Work Sharing: A Win for Both Employees and Employers
|Tuesday, 03 December 2013 10:20|
In their new book, Jared Bernstein and CEPR's Dean Baker feature work sharing (a.k.a. short-time compensation) as a way to have more jobs in this economy. They highlight the program's striking success in Germany, where "its unemployment rate has actually fallen by more than 2.0 percentage points from its pre-crisis level, in spite of the fact that its economic growth has been no better than that of the United States."
Since last year, the federal government's been offering funding to the states for work sharing, but "the response has been limited, and short-work programs continue to be little known, even in the states that offer them, and [state] governments have done little to publicize their existence."
To try to turn this around, the U.S. Department of Labor (DOL) has started a push to promote work sharing in the states. Last month, DOL launched a new user-friendly website, chock full of helpful resources, including best practices, model legislation, an implementation guide, a business outreach toolkit, and success stories.
On Dec. 6th, DOL is sponsoring a webinar on the incentives currently being offered for states to operate and promote work sharing, the benefits of the policy, and information needed to start or improve state programs. It will also review the key features of the new website and include state experts talking about their experience with work sharing.

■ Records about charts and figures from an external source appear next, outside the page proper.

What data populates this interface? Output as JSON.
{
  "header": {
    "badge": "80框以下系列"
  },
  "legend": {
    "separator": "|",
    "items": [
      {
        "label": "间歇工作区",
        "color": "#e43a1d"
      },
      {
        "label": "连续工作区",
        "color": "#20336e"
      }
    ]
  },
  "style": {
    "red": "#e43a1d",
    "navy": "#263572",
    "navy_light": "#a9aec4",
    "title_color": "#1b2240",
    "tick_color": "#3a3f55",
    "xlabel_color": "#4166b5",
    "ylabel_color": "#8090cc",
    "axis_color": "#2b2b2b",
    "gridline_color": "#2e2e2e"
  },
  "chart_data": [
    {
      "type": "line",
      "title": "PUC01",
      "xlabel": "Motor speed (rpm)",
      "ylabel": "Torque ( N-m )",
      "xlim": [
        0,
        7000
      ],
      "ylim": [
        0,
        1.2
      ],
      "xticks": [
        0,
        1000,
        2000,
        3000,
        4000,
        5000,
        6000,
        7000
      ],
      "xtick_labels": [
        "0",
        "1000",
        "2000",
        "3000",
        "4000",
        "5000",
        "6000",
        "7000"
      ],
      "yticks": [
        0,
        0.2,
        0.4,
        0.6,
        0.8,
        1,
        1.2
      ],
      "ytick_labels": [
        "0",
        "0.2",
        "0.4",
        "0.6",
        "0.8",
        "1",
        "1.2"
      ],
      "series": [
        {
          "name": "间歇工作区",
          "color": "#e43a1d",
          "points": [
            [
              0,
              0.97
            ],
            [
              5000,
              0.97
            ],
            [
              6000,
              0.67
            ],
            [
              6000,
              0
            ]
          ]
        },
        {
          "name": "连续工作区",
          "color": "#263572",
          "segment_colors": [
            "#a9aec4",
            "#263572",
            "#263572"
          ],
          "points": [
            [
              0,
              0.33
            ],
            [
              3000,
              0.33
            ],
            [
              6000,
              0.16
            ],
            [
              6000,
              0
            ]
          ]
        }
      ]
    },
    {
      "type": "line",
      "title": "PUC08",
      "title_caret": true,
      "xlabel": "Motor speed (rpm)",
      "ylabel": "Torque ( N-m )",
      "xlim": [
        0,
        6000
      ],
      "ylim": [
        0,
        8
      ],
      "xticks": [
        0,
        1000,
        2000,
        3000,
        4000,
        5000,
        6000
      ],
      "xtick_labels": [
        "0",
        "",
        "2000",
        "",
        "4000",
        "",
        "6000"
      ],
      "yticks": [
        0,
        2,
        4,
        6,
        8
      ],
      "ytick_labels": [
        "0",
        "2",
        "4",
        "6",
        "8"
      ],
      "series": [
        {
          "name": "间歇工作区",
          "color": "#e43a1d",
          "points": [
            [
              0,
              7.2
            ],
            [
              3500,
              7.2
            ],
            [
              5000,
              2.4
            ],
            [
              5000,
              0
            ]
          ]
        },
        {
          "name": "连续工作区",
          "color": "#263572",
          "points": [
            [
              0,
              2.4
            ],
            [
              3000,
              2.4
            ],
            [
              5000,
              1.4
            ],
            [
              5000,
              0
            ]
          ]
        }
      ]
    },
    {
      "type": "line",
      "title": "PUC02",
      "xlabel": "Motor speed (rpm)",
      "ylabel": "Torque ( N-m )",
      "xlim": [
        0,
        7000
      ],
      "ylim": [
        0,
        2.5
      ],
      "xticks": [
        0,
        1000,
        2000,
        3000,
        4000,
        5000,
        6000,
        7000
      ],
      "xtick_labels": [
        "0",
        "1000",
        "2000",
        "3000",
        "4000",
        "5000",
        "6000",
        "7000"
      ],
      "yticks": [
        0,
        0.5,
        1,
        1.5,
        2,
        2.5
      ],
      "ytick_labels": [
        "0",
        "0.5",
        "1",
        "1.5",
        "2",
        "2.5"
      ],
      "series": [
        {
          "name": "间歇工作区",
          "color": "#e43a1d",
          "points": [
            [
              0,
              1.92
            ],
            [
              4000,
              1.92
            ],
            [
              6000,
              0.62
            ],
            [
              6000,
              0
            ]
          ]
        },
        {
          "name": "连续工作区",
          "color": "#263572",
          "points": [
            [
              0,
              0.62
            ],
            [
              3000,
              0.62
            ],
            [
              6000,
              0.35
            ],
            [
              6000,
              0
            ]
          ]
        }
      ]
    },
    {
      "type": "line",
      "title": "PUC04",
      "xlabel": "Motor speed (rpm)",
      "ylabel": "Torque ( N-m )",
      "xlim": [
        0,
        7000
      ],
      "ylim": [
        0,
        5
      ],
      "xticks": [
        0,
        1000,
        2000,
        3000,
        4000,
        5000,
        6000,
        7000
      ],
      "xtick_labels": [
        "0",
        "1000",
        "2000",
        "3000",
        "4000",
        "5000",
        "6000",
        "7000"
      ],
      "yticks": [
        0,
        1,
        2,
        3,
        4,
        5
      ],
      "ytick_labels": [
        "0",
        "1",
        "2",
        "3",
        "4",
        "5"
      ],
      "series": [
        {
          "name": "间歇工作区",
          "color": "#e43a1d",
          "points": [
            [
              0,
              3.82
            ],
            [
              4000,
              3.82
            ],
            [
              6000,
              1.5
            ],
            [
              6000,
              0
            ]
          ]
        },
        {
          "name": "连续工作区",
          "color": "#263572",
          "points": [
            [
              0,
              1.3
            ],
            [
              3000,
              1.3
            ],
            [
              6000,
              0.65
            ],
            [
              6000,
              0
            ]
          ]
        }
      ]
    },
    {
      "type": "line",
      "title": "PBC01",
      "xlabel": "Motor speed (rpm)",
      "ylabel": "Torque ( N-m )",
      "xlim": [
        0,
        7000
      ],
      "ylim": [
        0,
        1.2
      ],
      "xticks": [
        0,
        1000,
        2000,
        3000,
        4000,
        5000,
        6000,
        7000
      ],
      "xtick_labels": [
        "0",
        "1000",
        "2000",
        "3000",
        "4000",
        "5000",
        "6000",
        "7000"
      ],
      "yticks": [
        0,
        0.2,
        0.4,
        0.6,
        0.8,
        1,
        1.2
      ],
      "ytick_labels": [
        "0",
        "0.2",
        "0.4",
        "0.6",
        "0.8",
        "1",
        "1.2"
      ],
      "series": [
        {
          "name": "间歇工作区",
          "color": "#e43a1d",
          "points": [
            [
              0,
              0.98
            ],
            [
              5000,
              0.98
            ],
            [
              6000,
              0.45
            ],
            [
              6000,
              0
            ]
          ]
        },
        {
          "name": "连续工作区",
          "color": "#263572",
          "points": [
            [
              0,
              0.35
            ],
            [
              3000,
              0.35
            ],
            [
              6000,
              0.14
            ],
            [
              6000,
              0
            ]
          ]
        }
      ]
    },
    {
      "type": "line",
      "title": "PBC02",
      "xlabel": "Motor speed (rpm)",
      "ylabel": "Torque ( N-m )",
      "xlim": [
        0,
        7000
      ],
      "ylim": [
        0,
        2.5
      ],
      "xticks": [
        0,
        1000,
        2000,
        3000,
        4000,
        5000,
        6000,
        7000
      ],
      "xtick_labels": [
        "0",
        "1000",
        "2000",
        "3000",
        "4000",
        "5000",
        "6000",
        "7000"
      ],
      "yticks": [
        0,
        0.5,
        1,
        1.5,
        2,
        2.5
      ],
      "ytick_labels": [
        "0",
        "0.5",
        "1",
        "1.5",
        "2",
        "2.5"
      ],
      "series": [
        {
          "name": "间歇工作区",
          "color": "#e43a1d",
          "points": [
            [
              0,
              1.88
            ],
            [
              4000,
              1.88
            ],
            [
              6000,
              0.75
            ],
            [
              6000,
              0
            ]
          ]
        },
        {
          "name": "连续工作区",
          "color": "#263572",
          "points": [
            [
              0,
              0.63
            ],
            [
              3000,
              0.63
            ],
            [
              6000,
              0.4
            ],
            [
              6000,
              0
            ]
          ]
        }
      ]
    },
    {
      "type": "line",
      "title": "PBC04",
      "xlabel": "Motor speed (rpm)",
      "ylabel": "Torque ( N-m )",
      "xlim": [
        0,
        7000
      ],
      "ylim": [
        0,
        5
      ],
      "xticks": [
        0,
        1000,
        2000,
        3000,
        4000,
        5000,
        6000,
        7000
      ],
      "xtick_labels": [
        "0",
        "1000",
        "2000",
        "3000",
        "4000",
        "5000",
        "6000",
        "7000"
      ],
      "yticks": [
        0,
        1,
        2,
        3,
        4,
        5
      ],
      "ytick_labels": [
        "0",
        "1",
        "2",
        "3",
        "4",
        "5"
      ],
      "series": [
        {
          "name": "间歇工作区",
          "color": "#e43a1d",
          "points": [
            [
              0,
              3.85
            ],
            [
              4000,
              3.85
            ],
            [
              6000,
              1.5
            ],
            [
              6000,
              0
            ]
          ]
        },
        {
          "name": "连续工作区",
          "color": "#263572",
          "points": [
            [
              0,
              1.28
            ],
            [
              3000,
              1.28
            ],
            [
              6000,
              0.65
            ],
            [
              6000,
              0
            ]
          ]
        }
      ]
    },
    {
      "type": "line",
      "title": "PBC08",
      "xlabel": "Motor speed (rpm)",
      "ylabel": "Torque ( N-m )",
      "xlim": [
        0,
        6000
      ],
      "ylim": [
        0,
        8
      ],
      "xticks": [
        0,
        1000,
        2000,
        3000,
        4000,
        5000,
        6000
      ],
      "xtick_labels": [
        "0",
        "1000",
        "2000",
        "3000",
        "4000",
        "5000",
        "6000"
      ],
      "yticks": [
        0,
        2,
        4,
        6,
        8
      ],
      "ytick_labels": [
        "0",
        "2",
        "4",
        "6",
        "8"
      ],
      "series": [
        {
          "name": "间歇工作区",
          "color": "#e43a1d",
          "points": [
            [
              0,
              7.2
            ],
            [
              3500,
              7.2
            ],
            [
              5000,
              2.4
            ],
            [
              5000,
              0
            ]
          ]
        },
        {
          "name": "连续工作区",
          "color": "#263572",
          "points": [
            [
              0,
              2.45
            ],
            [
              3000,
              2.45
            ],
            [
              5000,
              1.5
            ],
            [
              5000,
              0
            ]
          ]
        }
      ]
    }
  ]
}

CEPR has been writing and providing resources about work sharing since the depths of the Great Recession. CEPR's Dean Baker has even teamed up with conservative economist Kevin Hassett to demonstrate that this policy has bi-partisan support. In fact, most of the 10 states that have passed work sharing laws since 2009 did so with bi-partisan majorities.
Let's hope more states take advantage of the federal funding -- it's available only for a limited time -- to put in place or improve work sharing programs. Not only will they help workers, employers and the economy right now, but they'll also be better-prepared for the next downturn.